Mon pire cauchemar
France, Belgique : 2011
Titre original : Mon pire cauchemar
Réalisateur : Anne Fontaine
Scénario : Nicolas Mercier
Acteurs : Isabelle Huppert, Benoît Poelvoorde, André Dussollier
Distribution : Pathé Distribution
Durée : 1h43
Genre : Comédie, Romance
Date de sortie : 9 novembre 2011
Globale : [rating:4][five-star-rating]
Nouvelle déclinaison du ménage à trois, le dernier opus d’Anne Fontaine prend ses quartiers de noblesse dans la comédie. Le style lui va très bien, même si sous l’optimisme se profilent bien des questions pas si drôles que ça. Huppert et Poelvoorde forment un formidable couple de cinéma.

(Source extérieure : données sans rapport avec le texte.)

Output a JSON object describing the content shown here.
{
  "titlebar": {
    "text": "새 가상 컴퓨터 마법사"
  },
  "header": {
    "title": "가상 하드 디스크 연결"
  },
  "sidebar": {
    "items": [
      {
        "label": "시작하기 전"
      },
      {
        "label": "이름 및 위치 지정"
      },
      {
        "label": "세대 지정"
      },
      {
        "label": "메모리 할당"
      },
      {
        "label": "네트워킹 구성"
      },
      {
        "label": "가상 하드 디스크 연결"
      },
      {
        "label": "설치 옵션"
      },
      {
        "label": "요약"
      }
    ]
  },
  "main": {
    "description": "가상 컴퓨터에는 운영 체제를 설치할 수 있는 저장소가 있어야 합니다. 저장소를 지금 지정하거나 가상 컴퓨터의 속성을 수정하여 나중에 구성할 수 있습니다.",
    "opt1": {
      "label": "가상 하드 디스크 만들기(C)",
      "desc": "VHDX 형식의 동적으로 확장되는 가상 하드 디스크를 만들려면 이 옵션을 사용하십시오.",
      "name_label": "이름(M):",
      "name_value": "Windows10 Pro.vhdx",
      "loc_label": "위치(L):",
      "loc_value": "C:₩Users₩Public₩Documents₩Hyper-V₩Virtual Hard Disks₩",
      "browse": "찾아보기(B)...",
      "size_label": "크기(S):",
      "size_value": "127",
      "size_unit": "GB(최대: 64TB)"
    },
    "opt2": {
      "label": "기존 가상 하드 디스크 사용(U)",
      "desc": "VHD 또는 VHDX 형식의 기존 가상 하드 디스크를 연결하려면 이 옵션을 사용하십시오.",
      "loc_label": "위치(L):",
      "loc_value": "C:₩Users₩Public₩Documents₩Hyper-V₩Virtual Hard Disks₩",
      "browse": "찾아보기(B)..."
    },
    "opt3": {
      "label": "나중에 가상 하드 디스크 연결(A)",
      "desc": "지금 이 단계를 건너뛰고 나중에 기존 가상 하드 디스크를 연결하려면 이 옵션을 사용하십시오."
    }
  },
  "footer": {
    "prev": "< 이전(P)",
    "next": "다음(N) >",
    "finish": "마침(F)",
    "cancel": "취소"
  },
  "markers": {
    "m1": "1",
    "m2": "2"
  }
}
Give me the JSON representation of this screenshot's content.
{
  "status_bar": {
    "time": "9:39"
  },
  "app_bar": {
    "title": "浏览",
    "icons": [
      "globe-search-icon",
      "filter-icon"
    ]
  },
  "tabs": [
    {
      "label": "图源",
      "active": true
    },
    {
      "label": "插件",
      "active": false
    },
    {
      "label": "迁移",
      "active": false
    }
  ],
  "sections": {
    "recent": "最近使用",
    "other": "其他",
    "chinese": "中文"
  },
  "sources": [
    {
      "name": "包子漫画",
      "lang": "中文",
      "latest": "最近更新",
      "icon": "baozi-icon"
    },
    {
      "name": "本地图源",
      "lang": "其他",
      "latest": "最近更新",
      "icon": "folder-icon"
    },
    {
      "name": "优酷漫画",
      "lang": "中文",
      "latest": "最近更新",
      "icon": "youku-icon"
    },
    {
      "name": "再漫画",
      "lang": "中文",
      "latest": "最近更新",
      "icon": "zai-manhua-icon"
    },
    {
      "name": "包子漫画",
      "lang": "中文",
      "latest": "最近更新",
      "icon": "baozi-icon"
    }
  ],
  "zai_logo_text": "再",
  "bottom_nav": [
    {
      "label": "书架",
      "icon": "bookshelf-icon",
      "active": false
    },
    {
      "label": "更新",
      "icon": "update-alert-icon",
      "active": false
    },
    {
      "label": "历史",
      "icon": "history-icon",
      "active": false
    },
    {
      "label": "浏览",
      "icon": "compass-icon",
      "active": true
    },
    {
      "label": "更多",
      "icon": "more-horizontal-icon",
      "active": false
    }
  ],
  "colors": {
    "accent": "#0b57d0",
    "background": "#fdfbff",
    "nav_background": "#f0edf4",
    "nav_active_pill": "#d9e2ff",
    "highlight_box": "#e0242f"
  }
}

Synopsis : Agathe, galeriste germanopratine frigide et autoritaire vit depuis vingt ans avec un éditeur renommé. Son existence bascule à l’arrivée de Patrick, pauvre type désargenté et alcoolique, flanqué d’un gamin brillant. Ce brave bougre qui a « rencontré la mère de son fils grâce à un tire-bouchon » et qui fait à Paris de la pub pour le car-wash de son demi-frère en Belgique, va, tout en réparant l’appartement d’Agathe, réparer d’autres brèches beaucoup plus profondes dans la vie de cette femme dont le cœur s’est quelque peu asséché au fil du temps…
Désaccord parfait
« En amour il faut être trois » : la formule de Gainsbourg semble depuis toujours être un crédo cher à Anne Fontaine. Du sublime Nettoyage à sec, qui, avec une acuité entomologique, explorait le thème de l’enfermement, du cercle qui, à force d’être caressé, devient vicieux pour reprendre la phrase de Sacha Guitry, au troublant Nathalie, de l’énigmatique Pourquoi j’ai tué mon père à la pétillante Fille de Monaco, la cinéaste, un peu à la manière de Blier, explore ce fantasme du trio plus ou moins infernal.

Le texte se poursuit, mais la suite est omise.